The main CFDT union on Tuesday afternoon estimated that 2.5 million people had taken to the streets across France, while the government claimed the figure was nearer 1.12 million.
In the last mass protest in late June, the police estimated the turnout at 800,000, while unions claimed it was closer to two million.
Tuesday’s strike is a high-stakes showdown between the country’s largest labour unions and Sarkozy's administration over the government's reform proposals, among them a proposal to raise the minimum retirement age from 60 to 62 over the next eight years.
Bernard Thibault, leader of the other major trade union confederation, the CGT, said turnout was better than expected and hinted at a possible general strike, saying: "If they don't respond and they don't pay heed, there will be a follow-up, and nothing is ruled out at this stage."
Earlier on Tuesday Francois Chereque, leader of the CFDT union, told RTL radio that the government would be ill advised to ignore what he expected to be the "biggest turnout in a decade".
Speaking to the massed crowds in Paris in the afternoon, he said: “If the government refuses to negotiate there will be further protests. There are other ways of paying for our pensions other than raising the minimum retirement age, such as raising taxes on those earning the most.”
Two-thirds of French voters support Tuesday’s general strike, according to an IFOP Institute poll released on Sunday. But 53 percent said they approved of plans to raise the retirement age by two years.
The strike has caused widespread disruptions across France, with rail and underground services as well as short-haul Air France flights reduced by half. Many schools across the country were also shut, but most private sector companies were unaffected.
A big gamble for all
The strikes were planned to coincide with Labour Minister Eric Woerth’s presentation of proposed pension reforms to parliament Tuesday.
Woerth, for his part, has been embroiled for months in the ongoing L’Oreal heiress scandal, one of a number of controversies that have dragged Sarkozy’s approval rating down to record lows.
The president remains undeterred by his low poll ratings and the challenge from the unions, stating repeatedly that he will do what it takes to get the unpopular legislation passed.
Sarkozy also enjoys the full support of his centre-right Union for a Popular Movement (UMP) party that shares his determination to reform the country’s ailing pension system.
"A reform as crucial as this takes courage and we've got it," said UMP spokesman Frederic Lefebvre on France 2 television.
Sarkozy has earmarked the pension overhaul as the last major social reform of his term in office. He and his allies argue that without reform, France’s pension system will no longer be viable.
This year alone, the pension programme is expected to run a 10-billion-euro deficit. That debt, they predict, will skyrocket to 50 billion euros by 2020 if the austerity proposals are not approved.
Woerth said he would meet Sarkozy and Prime Minister Francois Fillon early on Wednesday before a cabinet meeting.

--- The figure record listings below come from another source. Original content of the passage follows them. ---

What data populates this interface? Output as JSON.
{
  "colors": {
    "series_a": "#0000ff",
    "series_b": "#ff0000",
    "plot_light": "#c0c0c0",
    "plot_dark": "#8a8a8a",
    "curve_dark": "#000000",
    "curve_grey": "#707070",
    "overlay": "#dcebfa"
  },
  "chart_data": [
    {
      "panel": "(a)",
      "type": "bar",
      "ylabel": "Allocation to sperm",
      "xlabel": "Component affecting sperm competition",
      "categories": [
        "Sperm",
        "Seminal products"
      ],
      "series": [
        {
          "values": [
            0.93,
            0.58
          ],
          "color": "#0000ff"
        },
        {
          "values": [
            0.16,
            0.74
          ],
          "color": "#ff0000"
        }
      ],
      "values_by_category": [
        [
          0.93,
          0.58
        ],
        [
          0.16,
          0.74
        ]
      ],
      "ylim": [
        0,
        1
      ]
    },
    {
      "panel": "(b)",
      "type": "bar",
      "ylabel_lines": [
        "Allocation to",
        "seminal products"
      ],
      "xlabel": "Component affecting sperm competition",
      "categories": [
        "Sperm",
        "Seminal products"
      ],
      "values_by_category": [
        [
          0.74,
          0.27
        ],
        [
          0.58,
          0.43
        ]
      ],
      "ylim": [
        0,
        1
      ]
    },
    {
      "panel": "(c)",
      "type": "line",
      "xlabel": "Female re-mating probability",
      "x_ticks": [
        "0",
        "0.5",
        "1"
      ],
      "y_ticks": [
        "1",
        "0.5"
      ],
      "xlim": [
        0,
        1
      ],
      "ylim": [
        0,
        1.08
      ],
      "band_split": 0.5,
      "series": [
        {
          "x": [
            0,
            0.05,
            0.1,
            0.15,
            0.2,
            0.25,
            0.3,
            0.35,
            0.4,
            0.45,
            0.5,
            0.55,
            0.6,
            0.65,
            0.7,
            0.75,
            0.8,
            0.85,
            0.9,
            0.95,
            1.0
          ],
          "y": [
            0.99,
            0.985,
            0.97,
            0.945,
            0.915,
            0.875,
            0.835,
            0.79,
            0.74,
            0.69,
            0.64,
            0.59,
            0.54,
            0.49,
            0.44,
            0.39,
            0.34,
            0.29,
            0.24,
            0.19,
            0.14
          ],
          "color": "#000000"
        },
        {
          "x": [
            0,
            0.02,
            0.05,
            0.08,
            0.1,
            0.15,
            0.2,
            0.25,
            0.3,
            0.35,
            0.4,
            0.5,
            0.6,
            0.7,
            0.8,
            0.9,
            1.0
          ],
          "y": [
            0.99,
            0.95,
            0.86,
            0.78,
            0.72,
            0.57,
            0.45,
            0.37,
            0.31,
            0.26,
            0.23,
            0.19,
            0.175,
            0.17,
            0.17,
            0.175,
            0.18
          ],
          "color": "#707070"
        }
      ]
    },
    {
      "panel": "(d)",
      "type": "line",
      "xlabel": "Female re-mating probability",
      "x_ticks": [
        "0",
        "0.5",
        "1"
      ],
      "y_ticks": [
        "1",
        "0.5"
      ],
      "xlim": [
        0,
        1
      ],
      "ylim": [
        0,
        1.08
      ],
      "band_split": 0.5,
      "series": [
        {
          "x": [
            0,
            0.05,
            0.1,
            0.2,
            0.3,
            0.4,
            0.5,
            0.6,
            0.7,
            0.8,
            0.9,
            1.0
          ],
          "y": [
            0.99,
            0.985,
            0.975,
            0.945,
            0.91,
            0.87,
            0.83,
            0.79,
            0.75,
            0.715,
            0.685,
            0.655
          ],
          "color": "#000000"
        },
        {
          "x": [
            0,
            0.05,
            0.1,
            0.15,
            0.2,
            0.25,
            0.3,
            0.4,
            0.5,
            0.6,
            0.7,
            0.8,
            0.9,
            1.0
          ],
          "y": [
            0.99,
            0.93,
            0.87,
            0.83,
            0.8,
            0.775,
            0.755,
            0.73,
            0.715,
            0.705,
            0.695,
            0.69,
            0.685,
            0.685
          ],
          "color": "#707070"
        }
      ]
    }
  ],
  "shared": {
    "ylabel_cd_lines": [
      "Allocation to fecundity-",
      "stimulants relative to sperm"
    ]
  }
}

"The president will make a statement (later) in the council of ministers on the proposals we will make on the text of the reform," Woerth told TF1 news. He also added that minor proposals will touch on the issue of those who perform more arduous jobs, such as train drivers.
Other Senate debates
While legislators in the National Assembly focus on pension reform, across town at the Luxembourg Palace, the French senate will consider two separate, yet equally controversial bills.
Senators will examine the ban on the full face veil that was approved by the lower house of parliament earlier this summer.
They are also expected to debate legislation supported by the president that would strip French citizenship from recent immigrants who threaten public officials and police officers.
The Sarkozy administration’s crackdown on immigrants, including this latest proposal as well as the recent “repatriation” of some 1,000 Roma (gypsies), has prompted protests around the country.